User Based

In [None]:
import pandas as pd
import numpy as np
from sklearn.model_selection import KFold
from sklearn.metrics.pairwise import cosine_similarity

columnNames = ['user_id', 'item_id', 'rating', 'timestamp']
data = pd.read_csv('http://files.grouplens.org/datasets/movielens/ml-100k/u.data', sep='\t', names=columnNames)
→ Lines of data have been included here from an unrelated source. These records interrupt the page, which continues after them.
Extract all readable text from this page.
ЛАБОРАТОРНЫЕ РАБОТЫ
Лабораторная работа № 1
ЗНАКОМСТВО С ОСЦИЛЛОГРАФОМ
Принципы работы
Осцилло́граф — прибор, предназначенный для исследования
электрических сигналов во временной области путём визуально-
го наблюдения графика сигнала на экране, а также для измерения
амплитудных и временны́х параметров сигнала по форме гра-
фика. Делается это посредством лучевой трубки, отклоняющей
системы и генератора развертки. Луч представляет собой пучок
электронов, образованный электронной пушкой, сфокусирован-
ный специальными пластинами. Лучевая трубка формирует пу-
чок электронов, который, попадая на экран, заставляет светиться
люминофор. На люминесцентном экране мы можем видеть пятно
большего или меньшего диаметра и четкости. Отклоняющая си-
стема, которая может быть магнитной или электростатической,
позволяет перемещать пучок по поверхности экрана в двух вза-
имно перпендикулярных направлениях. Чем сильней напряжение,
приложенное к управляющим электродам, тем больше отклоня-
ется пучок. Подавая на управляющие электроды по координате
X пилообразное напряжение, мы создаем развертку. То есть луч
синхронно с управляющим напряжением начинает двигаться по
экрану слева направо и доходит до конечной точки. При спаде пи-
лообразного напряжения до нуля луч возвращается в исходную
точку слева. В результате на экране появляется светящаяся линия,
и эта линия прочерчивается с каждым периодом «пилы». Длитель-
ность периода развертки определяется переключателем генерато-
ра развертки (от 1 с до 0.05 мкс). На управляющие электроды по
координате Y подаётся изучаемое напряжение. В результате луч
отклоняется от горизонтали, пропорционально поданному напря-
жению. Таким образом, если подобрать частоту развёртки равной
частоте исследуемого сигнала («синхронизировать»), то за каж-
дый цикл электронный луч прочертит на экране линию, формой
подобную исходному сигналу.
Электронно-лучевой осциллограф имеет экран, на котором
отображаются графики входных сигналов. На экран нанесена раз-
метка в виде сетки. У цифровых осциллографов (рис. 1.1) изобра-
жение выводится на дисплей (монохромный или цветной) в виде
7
#performing 5-fold cross validation using kfold
kf = KFold(n_splits=5, shuffle=True, random_state=42)
#creating the answer dictionary that stores MAE values for each value of k
#all five folds in one K value
maes = {10: [], 20: [], 30: [], 40: [], 50: []} 

for trainingData, testingData in kf.split(data):
    trainingData = data.iloc[trainingData]
    testingData = data.iloc[testingData]

    #Computing the user-user similarity matrix
    user_item_matrix = pd.pivot_table(trainingData, index='user_id', columns='item_id', values='rating', fill_value=0)
    similarity = cosine_similarity(user_item_matrix)
    
    #iterating for each K value
    for K in [10, 20, 30, 40, 50]:

        # Predict the missing ratings in the test set
        final_ratings = []
        for blank,row in testingData.iterrows():
            user_id = row['user_id']
            item_id = row['item_id']
            if user_id in user_item_matrix.index:

                # Get the user similarity scores from the user similarity matrix for the given user
                user_similarity = similarity[user_item_matrix.index.get_loc(user_id)]
                # print(user_similarity)

                # Get the item ratings for the given user
                #943 X 1653
                item_ratings = user_item_matrix.loc[user_id]
                #1653
                # print(item_ratings)

                # Combine the user similarity scores and item ratings into a list of tuples
                user_item_rating = list(zip(user_similarity, item_ratings))
                # print(np.shape(user_item_rating))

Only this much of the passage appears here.